PUERTOLLANO, Spain — Two years ago, this gritty mining city underwent a brief, 21st-century gold rush. Long famous for coal, Puertollano discovered another energy source it had overlooked: the relentless, scorching sun.
With generous incentives from the Spanish government to jump-start a national solar energy industry, the city aggressively set out to replace its failing coal economy by attracting solar companies, with a campaign slogan: “The Sun Moves Us.”
Soon, Puertollano, home to the Museum of the Mining Industry, became a hub of alternative energy, with two enormous solar power plants, factories making solar panels and silicon wafers, and clean energy research institutes. Half the solar power installed globally in 2008 was installed in Spain.
Farmers sold land for solar plants. Boutiques opened. And people from all over the world, seeing business opportunities, moved to the city, which had suffered 20 percent unemployment and a population exodus.
But as low-quality, poorly designed solar plants sprang up like weeds on Spain’s plateaus, Spanish officials came to realize that they would have to subsidize many of them indefinitely, and that the industry they had created might never produce efficient green energy on its own.
In September, the government abruptly changed course, cutting payments and capping solar construction. Puertollano’s brief boom went bust. Factories and stores shut, thousands of workers lost their jobs, foreign companies and banks abandoned contracts that had already been negotiated.
“We lost the opportunity to be at the vanguard of renewables — we were not only generating electricity, but also a strong economy,” said Joaquin Carlos Hermoso Murillo, Puertollano’s mayor since 2004. “Why are they limiting solar power, when the sun is unlimited?”

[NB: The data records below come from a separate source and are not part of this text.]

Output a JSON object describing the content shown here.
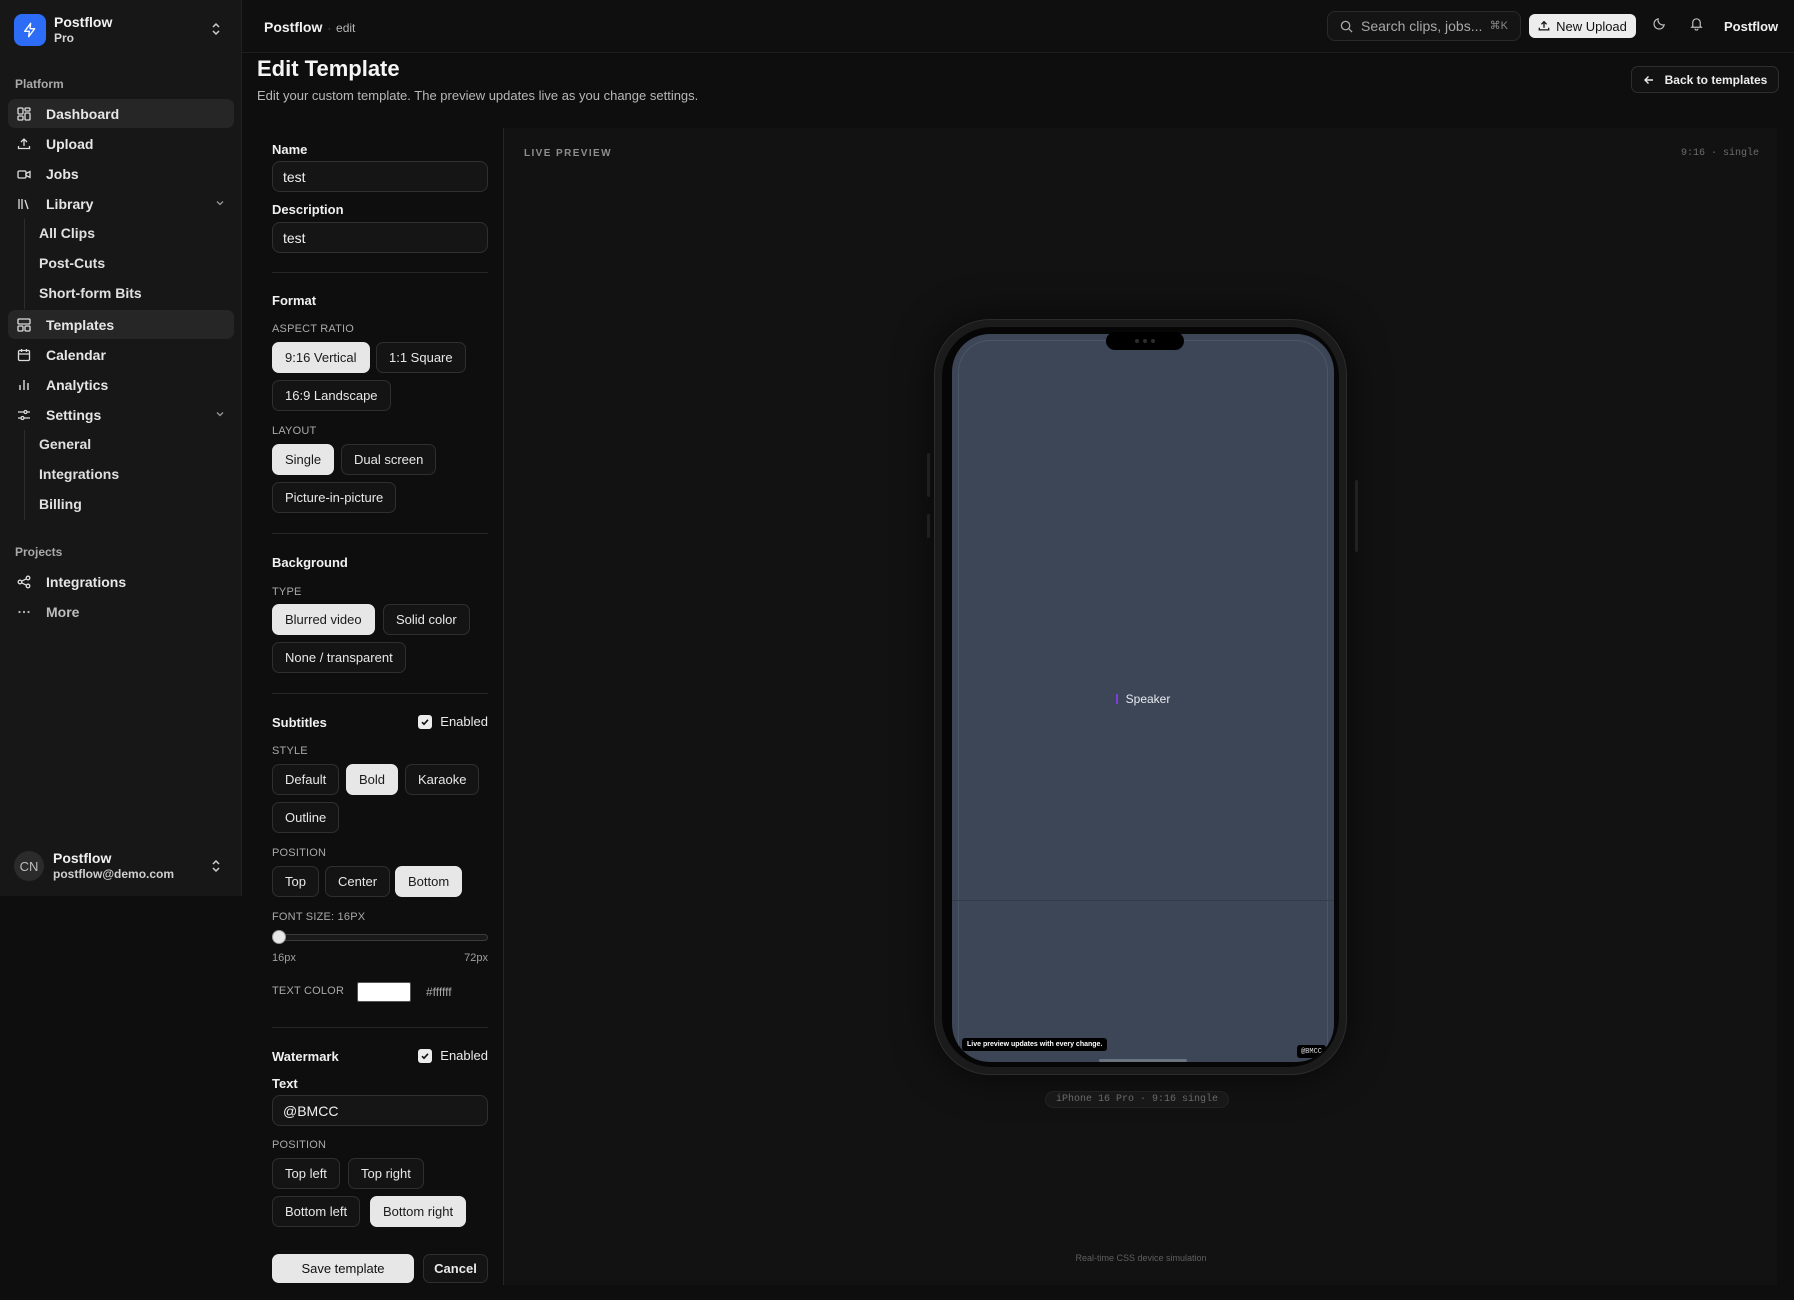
{
  "app": {
    "name": "Postflow",
    "plan": "Pro"
  },
  "sidebar": {
    "platform_label": "Platform",
    "items": [
      {
        "label": "Dashboard",
        "icon": "dashboard-icon",
        "active": true
      },
      {
        "label": "Upload",
        "icon": "upload-icon"
      },
      {
        "label": "Jobs",
        "icon": "video-icon"
      },
      {
        "label": "Library",
        "icon": "library-icon",
        "expanded": true
      },
      {
        "label": "Templates",
        "icon": "templates-icon",
        "active": true
      },
      {
        "label": "Calendar",
        "icon": "calendar-icon"
      },
      {
        "label": "Analytics",
        "icon": "bar-chart-icon"
      },
      {
        "label": "Settings",
        "icon": "settings-sliders-icon",
        "expanded": true
      }
    ],
    "library_children": [
      "All Clips",
      "Post-Cuts",
      "Short-form Bits"
    ],
    "settings_children": [
      "General",
      "Integrations",
      "Billing"
    ],
    "projects_label": "Projects",
    "projects": [
      {
        "label": "Integrations",
        "icon": "share-nodes-icon"
      },
      {
        "label": "More",
        "icon": "more-dots-icon"
      }
    ],
    "user": {
      "initials": "CN",
      "name": "Postflow",
      "email": "postflow@demo.com"
    }
  },
  "topbar": {
    "breadcrumb_main": "Postflow",
    "breadcrumb_sub": "edit",
    "search_placeholder": "Search clips, jobs...",
    "search_shortcut": "⌘K",
    "new_upload_label": "New Upload",
    "user_label": "Postflow"
  },
  "page": {
    "title": "Edit Template",
    "description": "Edit your custom template. The preview updates live as you change settings.",
    "back_label": "Back to templates"
  },
  "form": {
    "name_label": "Name",
    "name_value": "test",
    "description_label": "Description",
    "description_value": "test",
    "format": {
      "title": "Format",
      "aspect_caption": "ASPECT RATIO",
      "aspect_options": [
        "9:16 Vertical",
        "1:1 Square",
        "16:9 Landscape"
      ],
      "aspect_selected": "9:16 Vertical",
      "layout_caption": "LAYOUT",
      "layout_options": [
        "Single",
        "Dual screen",
        "Picture-in-picture"
      ],
      "layout_selected": "Single"
    },
    "background": {
      "title": "Background",
      "type_caption": "TYPE",
      "options": [
        "Blurred video",
        "Solid color",
        "None / transparent"
      ],
      "selected": "Blurred video"
    },
    "subtitles": {
      "title": "Subtitles",
      "enabled_label": "Enabled",
      "enabled": true,
      "style_caption": "STYLE",
      "style_options": [
        "Default",
        "Bold",
        "Karaoke",
        "Outline"
      ],
      "style_selected": "Bold",
      "position_caption": "POSITION",
      "position_options": [
        "Top",
        "Center",
        "Bottom"
      ],
      "position_selected": "Bottom",
      "font_size_label": "FONT SIZE: 16PX",
      "font_size_min": "16px",
      "font_size_max": "72px",
      "font_size_value": 16,
      "font_size_range": [
        16,
        72
      ],
      "text_color_label": "TEXT COLOR",
      "text_color": "#ffffff",
      "text_color_hex_label": "#ffffff"
    },
    "watermark": {
      "title": "Watermark",
      "enabled_label": "Enabled",
      "enabled": true,
      "text_label": "Text",
      "text_value": "@BMCC",
      "position_caption": "POSITION",
      "position_options": [
        "Top left",
        "Top right",
        "Bottom left",
        "Bottom right"
      ],
      "position_selected": "Bottom right"
    },
    "save_label": "Save template",
    "cancel_label": "Cancel"
  },
  "preview": {
    "label": "LIVE PREVIEW",
    "meta": "9:16 · single",
    "speaker_label": "Speaker",
    "caption_text": "Live preview updates with every change.",
    "watermark_text": "@BMCC",
    "device_label": "iPhone 16 Pro · 9:16 single",
    "footer_note": "Real-time CSS device simulation"
  },
  "colors": {
    "brand": "#2d6cf6",
    "screen_bg": "#3c4656",
    "speaker_accent": "#7a3fd6"
  }
}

Puertollano’s wrenching fall points to the delicate policy calculations needed to stimulate nascent solar industries and create green jobs, and might serve as a cautionary tale for the United States, where a similar exercise is under way.
For now, electricity generation from the sun’s rays needs to be subsidized because it requires the purchase of new equipment and investment in evolving technologies. But costs are rapidly dropping. And regulators are still learning how to structure stimulus payments so that they yield a stable green industry that supports itself, rather than just costly energy and an economic flash in the pan like Spain’s.
“The industry as a whole learned a lot from what happened in Spain,” said Cassidy DeLine, who analyzes the European solar market for Emerging Energy Research, a firm based in Cambridge, Mass. She noted that other countries had since set subsidies lower and issued stricter standards for solar plants.
The most robust Spanish solar companies survived the downturn, have restructured and are re-emerging as global players.